Farewell Pandas, and thanks for all the fish
What Ibis Is and How It Positions Itself
- Described as a dataframe-style API that can target many backends (DuckDB, Polars, DataFusion, Spark, cloud warehouses, etc.).
- Not an ORM: it doesn’t model entities/relationships, it’s an expression/query layer over tabular data.
- Goal is to reduce vendor lock‑in and let users swap execution engines without rewriting logic.
Deprecating Pandas and Dask Backends
- Ibis is deprecating its pandas and Dask execution backends, but:
- Pandas input/output remains supported (e.g.,
to_pandas()and accepting pandas DataFrames).
- Pandas input/output remains supported (e.g.,
- Rationale given:
- DuckDB (and other engines) can do everything the pandas backend did, faster and more scalably.
- Pandas backend adds technical complexity with little benefit when stronger OLAP engines exist.
- Some see the “Farewell Pandas” messaging as misleading, fearing loss of a “bridge” and marketing downside.
Pandas vs Newer Engines
- Pro‑pandas:
- Ubiquitous ecosystem and integration; “just works” for small/medium tasks and last‑mile processing.
- Features like custom extension dtypes and MultiIndex are valued by some.

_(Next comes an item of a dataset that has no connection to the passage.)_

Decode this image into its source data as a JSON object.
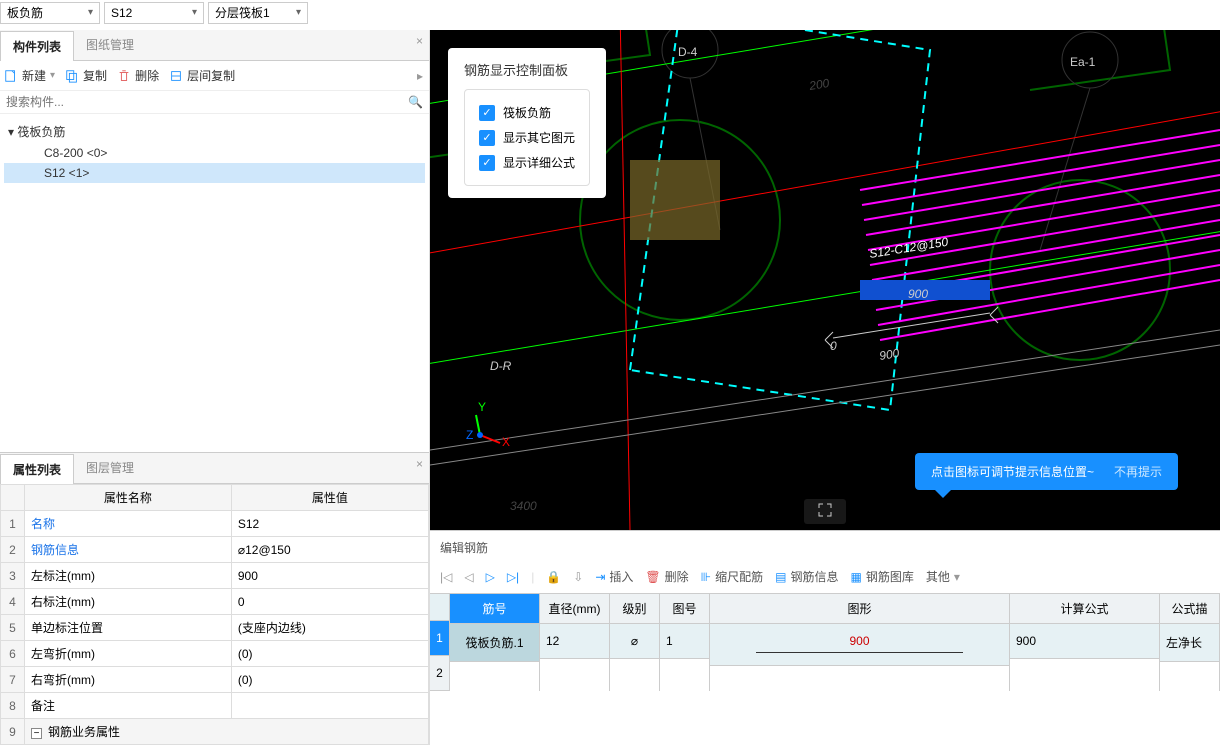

- With good style (method chaining, pyarrow dtypes), many users find it effective.
- Anti‑pandas:
- Criticized for API ergonomics, null/NaN handling, performance, and complex internals (especially indexing/MultiIndex).
- Some say it made them think they disliked Python or prefer R/tidyverse.
- Ibis maintainers explicitly reject MultiIndex and implicit ordering as too complex and hard to scale; users must specify
order_by.
Engines: DuckDB, Polars, Dask, and Clusters
- DuckDB is praised as a fast single‑node OLAP engine; better suited to analytics than SQLite, though not a transactional replacement.
- Polars is seen as very fast and memory‑efficient for in‑memory workloads, but:
- Current streaming/out‑of‑core support is reported as weaker than DuckDB/DataFusion by some, with memory/segfault issues noted.
- Others highlight an upcoming new streaming engine.
- Dask is viewed as good for multi‑node or larger‑than‑RAM workloads but often slower than single‑node tools due to overhead; some recommend jumping directly to Spark or other cluster systems at true “big data” scale.
Ecosystem, Churn, and Risk
- Many emphasize that pandas’ massive ecosystem is a key reason to stick with it.
- Some plan to wait years before adopting “neo‑pandas” tools due to fragmentation and rapid churn.
- Others are enthusiastic about Ibis as a single entry point whose syntax can survive backend changes over time.